Physics JETSCAPE collaboration receives $4 million NSF grant renewal
A multi-institutional study led by Wayne State University physicists and computer scientists will continue with a $4 million renewal grant from the National Science Foundation.
Researchers working on the JETSCAPE collaboration say the new funding will allow them to continue to study critical elements of high energy nuclear physics. The renewed grant will total more than $4 million over four years.
The collaboration consists of a multi-disciplinary team of physicists, computer scientists and statisticians from 13 institutions (UC Berkeley, Brookhaven National Lab, Duke, Kent State, Lawrence Berkeley National Lab, Lawrence Livermore National Lab, MIT, McGill, Oak Ridge National Lab., Ohio State, Tennessee, Texas A&M, and Wayne State). This elite team will create an open-source statistical and computational software to help scientists better understand high energy nuclear collisions.
Microseconds after the Big Bang, the temperature of the universe was over several trillion degrees celsius. At this temperature, protons and neutrons melt into a plasma of quarks and gluons called a Quark-Gluon Plasma (QGP). The exact internal structure and interactions within the QGP is still unknown.

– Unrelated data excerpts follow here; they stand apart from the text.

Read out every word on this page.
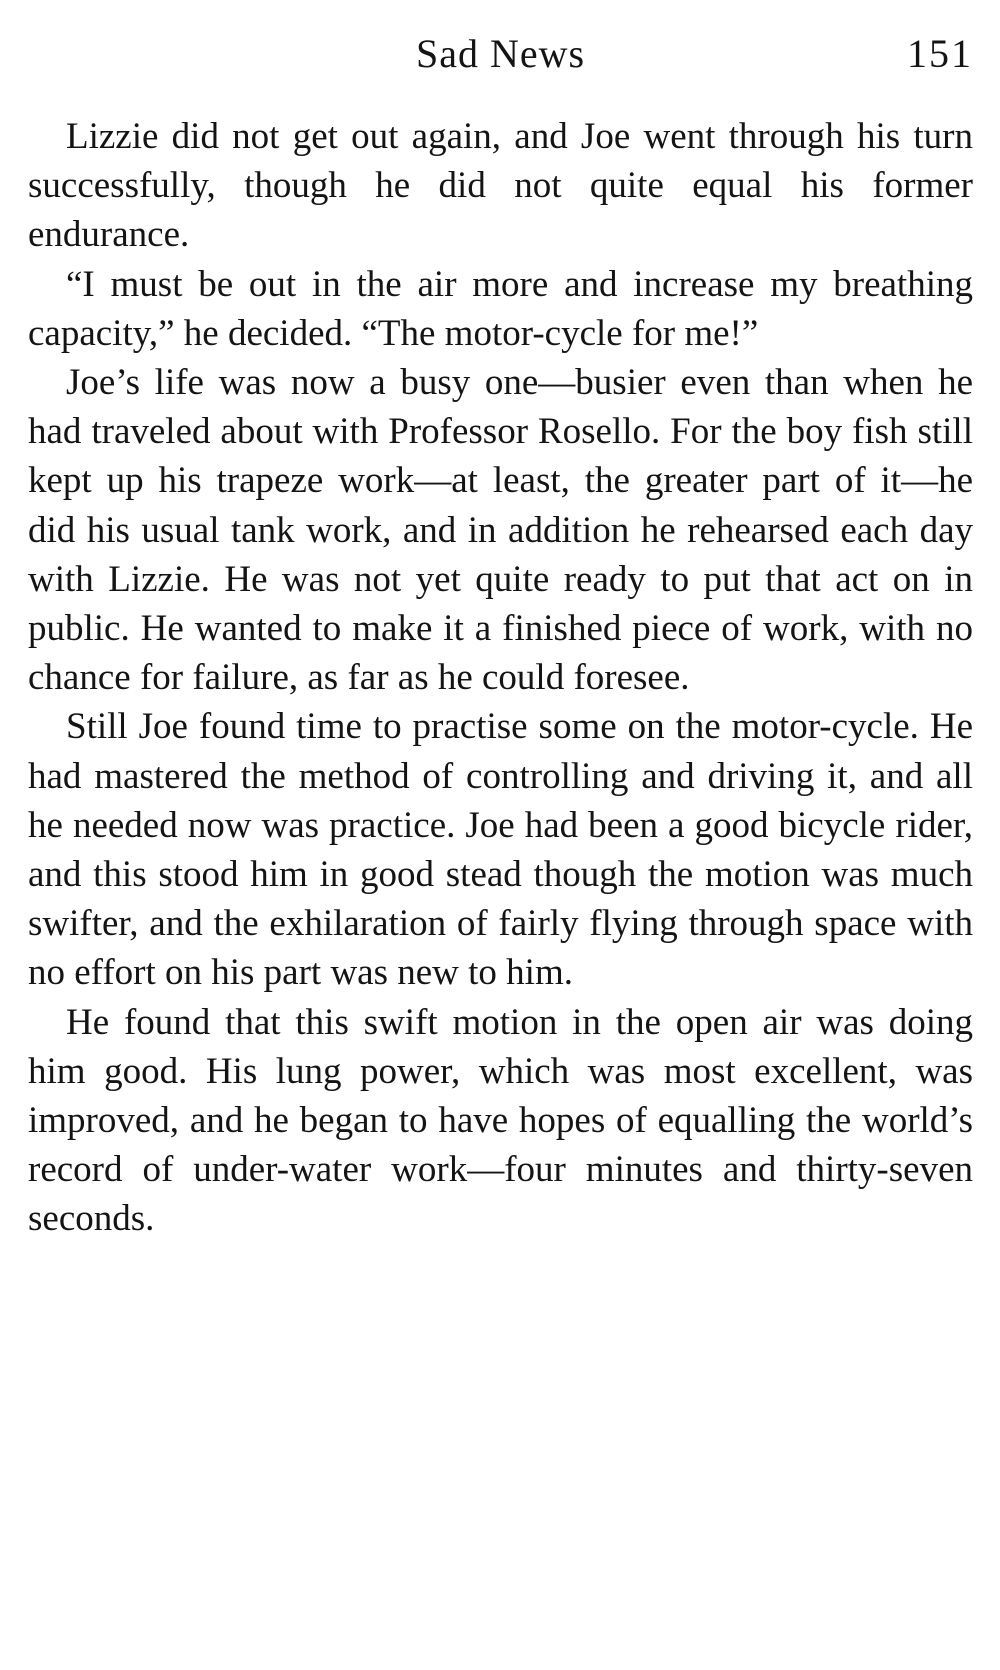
Sad News	151

Lizzie did not get out again, and Joe went through his turn successfully, though he did not quite equal his former endurance.

“I must be out in the air more and increase my breathing capacity,” he decided. “The motor-cycle for me!”

Joe’s life was now a busy one—busier even than when he had traveled about with Professor Rosello. For the boy fish still kept up his trapeze work—at least, the greater part of it—he did his usual tank work, and in addition he rehearsed each day with Lizzie. He was not yet quite ready to put that act on in public. He wanted to make it a finished piece of work, with no chance for failure, as far as he could foresee.

Still Joe found time to practise some on the motor-cycle. He had mastered the method of controlling and driving it, and all he needed now was practice. Joe had been a good bicycle rider, and this stood him in good stead though the motion was much swifter, and the exhilaration of fairly flying through space with no effort on his part was new to him.

He found that this swift motion in the open air was doing him good. His lung power, which was most excellent, was improved, and he began to have hopes of equalling the world’s record of under-water work—four minutes and thirty-seven seconds.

Experiments at the Large Hadron Collider at the European Center for Nuclear Research (CERN), collide large nuclei such as lead, at extreme energies, and achieve the compression necessary to produce exploding droplets of this exotic state of matter.
The JETSCAPE collaboration aims to better understand the dynamics of these collisions and the QGP with sophisticated computer simulations, where a variety of theoretical models can be explored in rigorous statistical comparisons with experimental data.
Wayne State physics professor and lead investigator Abhijit Majumder is one of the top experts in the development of theoretical techniques for understanding the dynamics of high-energy nuclear collisions.
"This renewal will allow the JETSCAPE tool to broaden and evolve into a much more elaborate simulator (which we refer to as X-SCAPE), which could be applied to a variety of future experiments, such as at FAIR in Germany and the Electron-Ion Collider at Brookhaven National Lab," says Majumder. "This will bring all high energy nuclear experiments under a single simulation umbrella, allowing for a cross-pollination of ideas between different experiments."